Third Parties, grandparents, and other relatives often become the primary care-providers and role models for children in situations where the biological parents are missing or unfit due to negligence, drug use, alcoholism, abuse, or financial inability to care for the child.

Minnesota Statute § 257C.03 governs the procedure for petitioning for child custody as an interested third party or de facto custodian. Whether a Petitioner (a person requesting or petitioning the court for custody) is classified as a third party custodian or a de facto custodian depends generally on the amount of time the child has been with the Petitioner and the nature of their contacts. However, for both classes of Petitioners, the procedure is generally the same.

Who is a De Facto Custodian?

“De facto custodian” is an individual who has been the primary caretaker for a child who has, within the 24 months immediately preceding the filing of the petition, resided with the individual without a parent present and with a lack of demonstrated consistent participation by a parent for a period of:

  1. Six months or more, which need not be consecutive, if the child is under three years of age; or
  2. One year or more, which need not be consecutive, if the child is three years of age or older.

Who is an Interested Third Party?

An interested third party can be a grandparent, aunt, uncle or other family member or person who can show that the parent has abandoned, neglected, or otherwise exhibited disregard for the child’s well-being to the extent that the child will be harmed by living with the parent and that placement of the child with the individual takes priority over preserving the day-to-day parent-child relationship because of the presence of physical or emotional danger to the child, or both.
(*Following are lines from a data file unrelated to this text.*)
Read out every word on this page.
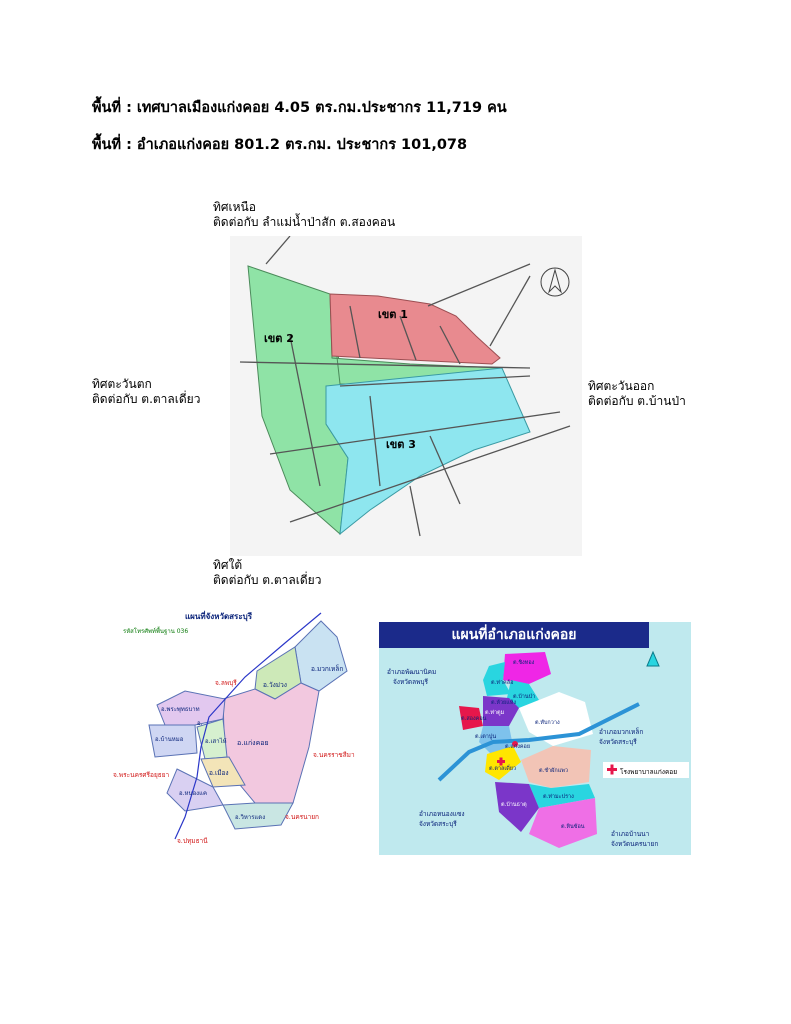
พื้นที่ : เทศบาลเมืองแก่งคอย 4.05 ตร.กม.ประชากร 11,719 คน
พื้นที่ : อำเภอแก่งคอย 801.2 ตร.กม. ประชากร 101,078
ทิศเหนือ
ติดต่อกับ ลำแม่น้ำป่าสัก ต.สองคอน
ทิศตะวันตก
ติดต่อกับ ต.ตาลเดี่ยว
ทิศตะวันออก
ติดต่อกับ ต.บ้านป่า
ทิศใต้
ติดต่อกับ ต.ตาลเดี่ยว
เขต 1
เขต 2
เขต 3
แผนที่จังหวัดสระบุรี
รหัสโทรศัพท์พื้นฐาน 036
อ.มวกเหล็ก
อ.วังม่วง
อ.พระพุทธบาท
อ.แก่งคอย
อ.บ้านหมอ	อ.เสาไห้
อ.เมือง
อ.หนองแค
อ.วิหารแดง
อ.
จ.ลพบุรี
จ.นครราชสีมา
จ.พระนครศรีอยุธยา
จ.ปทุมธานี
จ.นครนายก
แผนที่อำเภอแก่งคอย
โรงพยาบาลแก่งคอย
อำเภอพัฒนานิคม
จังหวัดลพบุรี
อำเภอมวกเหล็ก
จังหวัดสระบุรี
อำเภอหนองแซง
จังหวัดสระบุรี
อำเภอบ้านนา
จังหวัดนครนายก
ต.ชิงทอง
ต.ท่าคล้อ
ต.บ้านป่า
ต.ทับกวาง
ต.สองคอน
ต.ท่าตูม
ต.แก่งคอย
ต.ตาลเดี่ยว
ต.ท่ามะปราง
ต.ชำผักแพว
ต.บ้านธาตุ
ต.เตาปูน
ต.หินซ้อน
ต.ห้วยแห้ง
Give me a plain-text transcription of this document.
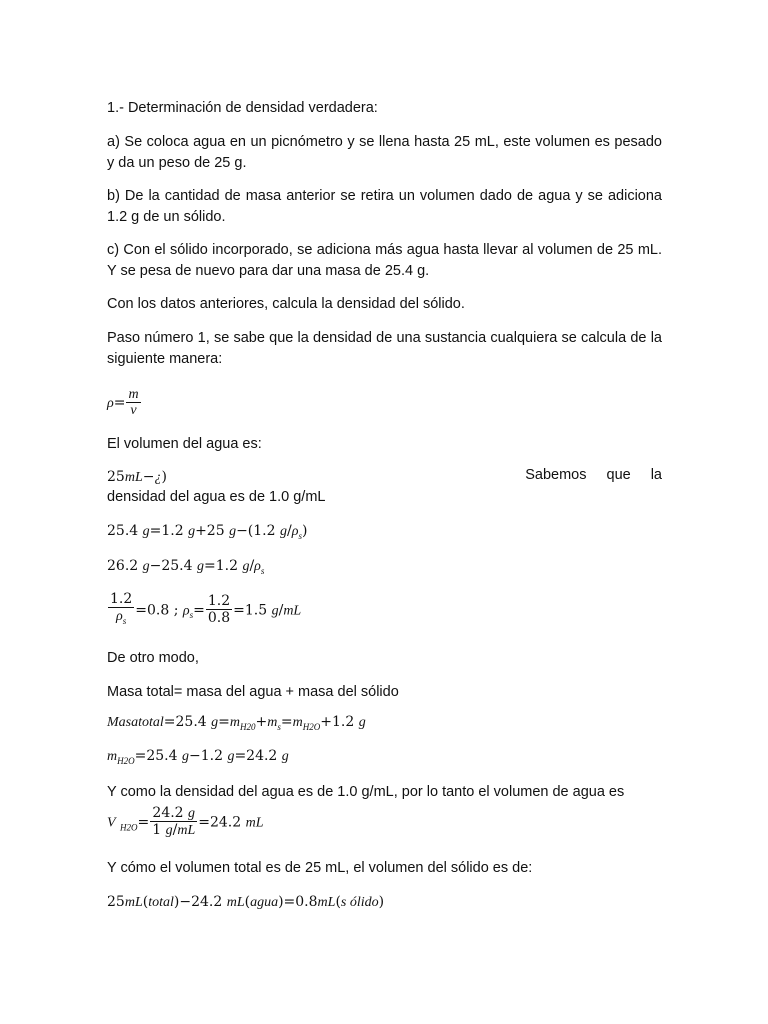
1.- Determinación de densidad verdadera:

a) Se coloca agua en un picnómetro y se llena hasta 25 mL, este volumen es pesado y da un peso de 25 g.

b) De la cantidad de masa anterior se retira un volumen dado de agua y se adiciona 1.2 g de un sólido.

c) Con el sólido incorporado, se adiciona más agua hasta llevar al volumen de 25 mL. Y se pesa de nuevo para dar una masa de 25.4 g.

Con los datos anteriores, calcula la densidad del sólido.

Paso número 1, se sabe que la densidad de una sustancia cualquiera se calcula de la siguiente manera:

$\rho= \frac{m}{v}$

El volumen del agua es:

25mL−¿)	Sabemos que la

densidad del agua es de 1.0 g/mL

25.4 g=1.2 g+25 g−(1.2 $g/\rho_s$)
26.2 g−25.4 g=1.2 $g/\rho_s$
$\frac{1.2}{\rho_s} =0.8$ ; $\rho_s= \frac{1.2}{0.8} =1.5$ g/mL

De otro modo,

Masa total= masa del agua + masa del sólido

Masatotal=25.4 $g=m_{H20}+m_s=m_{H2O}+1.2$ g
$m_{H2O}=25.4$ g−1.2 g=24.2 g

Y como la densidad del agua es de 1.0 g/mL, por lo tanto el volumen de agua es

V $_{H2O}= \frac{24.2 g}{1 g/mL} =24.2$ mL

Y cómo el volumen total es de 25 mL, el volumen del sólido es de:

25mL(total)−24.2 mL(agua)=0.8mL(s ólido)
Minnesota Third-Party Custody Law requires a two-step process in which the Petitioner who satisfies certain statutory requirements would be entitled to an evidentiary hearing to prove their case. The area of third-party custody is a highly technical area of law, requiring that the pleadings be skillfully written and carefully follow the statute.

If the Petitioners fail to establish in their Petition that they are the de facto custodians of the child or that the placement of the child with the Petitioners is not in the child’s best interest, the Petition may be dismissed.

If you are caring for a child for whom you are not the biological parent, it’s important to file a motion for custody while the child is still living with you. Even though the child may be living with you, you do not have any legal right to make decisions for the child or perhaps even to seek medical care on behalf of the child until the Court specifically Orders it. If the biological parents take the child before you file the motion, custody is broken and it limits the consistent amount of care you provide to the child.